Seu celular tocava a cada cinco minutos e ele parecia enfadado em ter que dar explicações sobre o comportamento dos políticos do partido, no qual milita desde os 14 anos. "O problema é que a imprensa aqui exagera, apura mal e, quando erra, publica uma retratação mínima", disse. E a seguir fez uma queixa parecida com as que são feitas do outro lado do Atlântico: "Tanta coisa boa que o governo está fazendo e eles só focam no negativo."

Do lado de fora, em frente ao portão principal do Parlamento, cerca de trinta moradores do assentamento de Khayelitsha, a 30 quilômetros da Cidade do Cabo, cantavam músicas em zulu e carregavam cartolinas com frases como “Abaixo a corrupção”. O líder da manifestação, Xolila Ngenkaza, me disse: “Nós votamos no cna, mas eles se esqueceram totalmente de nós.”

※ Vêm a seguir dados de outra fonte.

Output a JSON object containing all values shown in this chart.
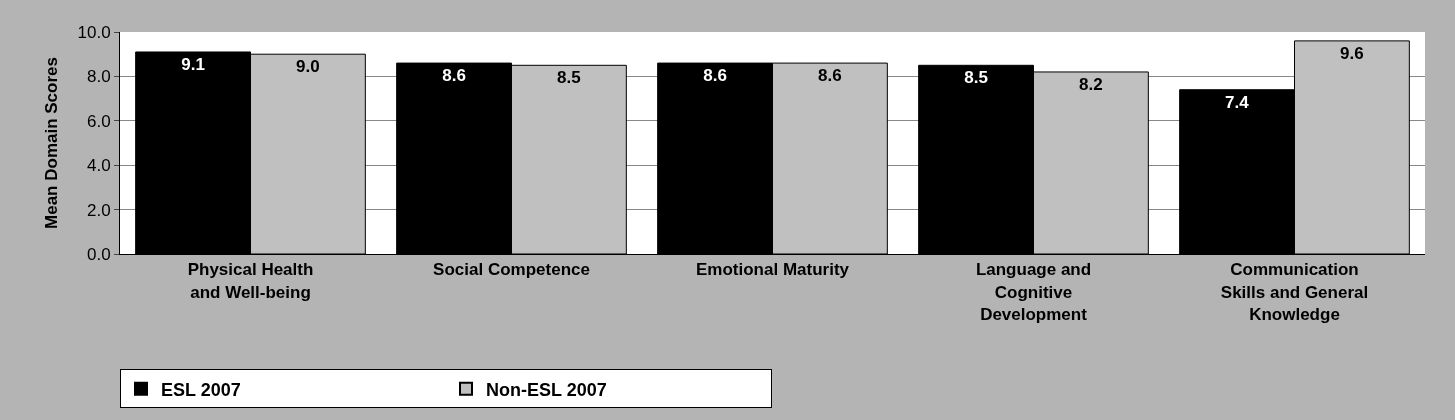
{
  "chart_data": {
    "type": "bar",
    "ylabel": "Mean Domain Scores",
    "categories": [
      "Physical Health\nand Well-being",
      "Social Competence",
      "Emotional Maturity",
      "Language and\nCognitive\nDevelopment",
      "Communication\nSkills and General\nKnowledge"
    ],
    "series": [
      {
        "name": "ESL 2007",
        "color": "#000000",
        "values": [
          9.1,
          8.6,
          8.6,
          8.5,
          7.4
        ],
        "value_labels": [
          "9.1",
          "8.6",
          "8.6",
          "8.5",
          "7.4"
        ]
      },
      {
        "name": "Non-ESL 2007",
        "color": "#c0c0c0",
        "values": [
          9.0,
          8.5,
          8.6,
          8.2,
          9.6
        ],
        "value_labels": [
          "9.0",
          "8.5",
          "8.6",
          "8.2",
          "9.6"
        ]
      }
    ],
    "ylim": [
      0,
      10
    ],
    "yticks": [
      {
        "value": 0,
        "label": "0.0"
      },
      {
        "value": 2,
        "label": "2.0"
      },
      {
        "value": 4,
        "label": "4.0"
      },
      {
        "value": 6,
        "label": "6.0"
      },
      {
        "value": 8,
        "label": "8.0"
      },
      {
        "value": 10,
        "label": "10.0"
      }
    ],
    "grid": "y",
    "legend": "bottom left"
  }
}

Segundo Ngenkaza, o governo só construiu metade das casas que prometera. E só receberam moradias novas aqueles que conheciam alguém do cna. Ou então, ele disse, “os que pagaram propina à construtora que é responsável pelas obras.”



Órfão de pai, criado pela mãe, empregada doméstica, Jacob Zuma ingressou na ala militar do Congresso Nacional Africano aos 17 anos. Passou dez anos preso na ilha Robben com Mandela, onde aprendeu a ler e a falar inglês. Ao ser solto, exilou-se na Zâmbia, onde se tornou chefe do serviço secreto do cna. Em 1999, foi nomeado vice-presidente de Mbeki por insistência de Mandela, que achava que a chapa deveria ser composta com um representante dos zulus – a etnia mais numerosa e pobre do país. Tanto Mandela como Mbeki são xhosa.

Na presidência, Zuma nomeou um ministro de um partido branco e nomeou uma autoridade reconhecida para enfrentar a Aids. E manteve a política econômica intacta. Sua origem pobre faz com que o povo se identifique com ele. Enquanto Mbeki citava Shakespeare em seus discursos, Zuma beija eleitores, usa roupas tribais de vez em quando, dança e canta Lethu mshini wami, uma canção da época da guerrilha do cna que quer dizer “Traga a minha metralhadora.”

Há pouco, sua vida sexual voltou às manchetes. Zuma engravidara a filha de um amigo e o bebê nasceu poucas semanas antes de seu quinto casamento. Novamente, disse que isso é comum na cultura zulu.

Zuma fala o que a plateia quer ouvir e evita entrar em discussões polêmicas. Quando assumiu o governo, prometeu criar 500 mil empregos até o final do ano e 4 milhões até 2014. Como vai fazer isso, não explicou. Para seus admiradores, ele é o primeiro presidente “verdadeiramente africano”, já que Mandela era uma figura mundial e Mbeki passou a maior parte da vida e de seu governo no exterior. O arcebispo Desmond Tutu, Prêmio Nobel da Paz, no entanto, disse que a eleição de Zuma foi “um desastre para a história do cna”.

 “Zuma conseguiu fazer com que os pobres sintam que são ouvidos, e os ricos sintam que não serão prejudicados por serem ricos”, disse-me Gugu Msibi, diretora do departamento de relações governamentais da Ernst &Young, no refeitório da empresa, em Joanesburgo. “Passar essa segurança para o mercado e para a população é um dom. É o melhor cenário possível.”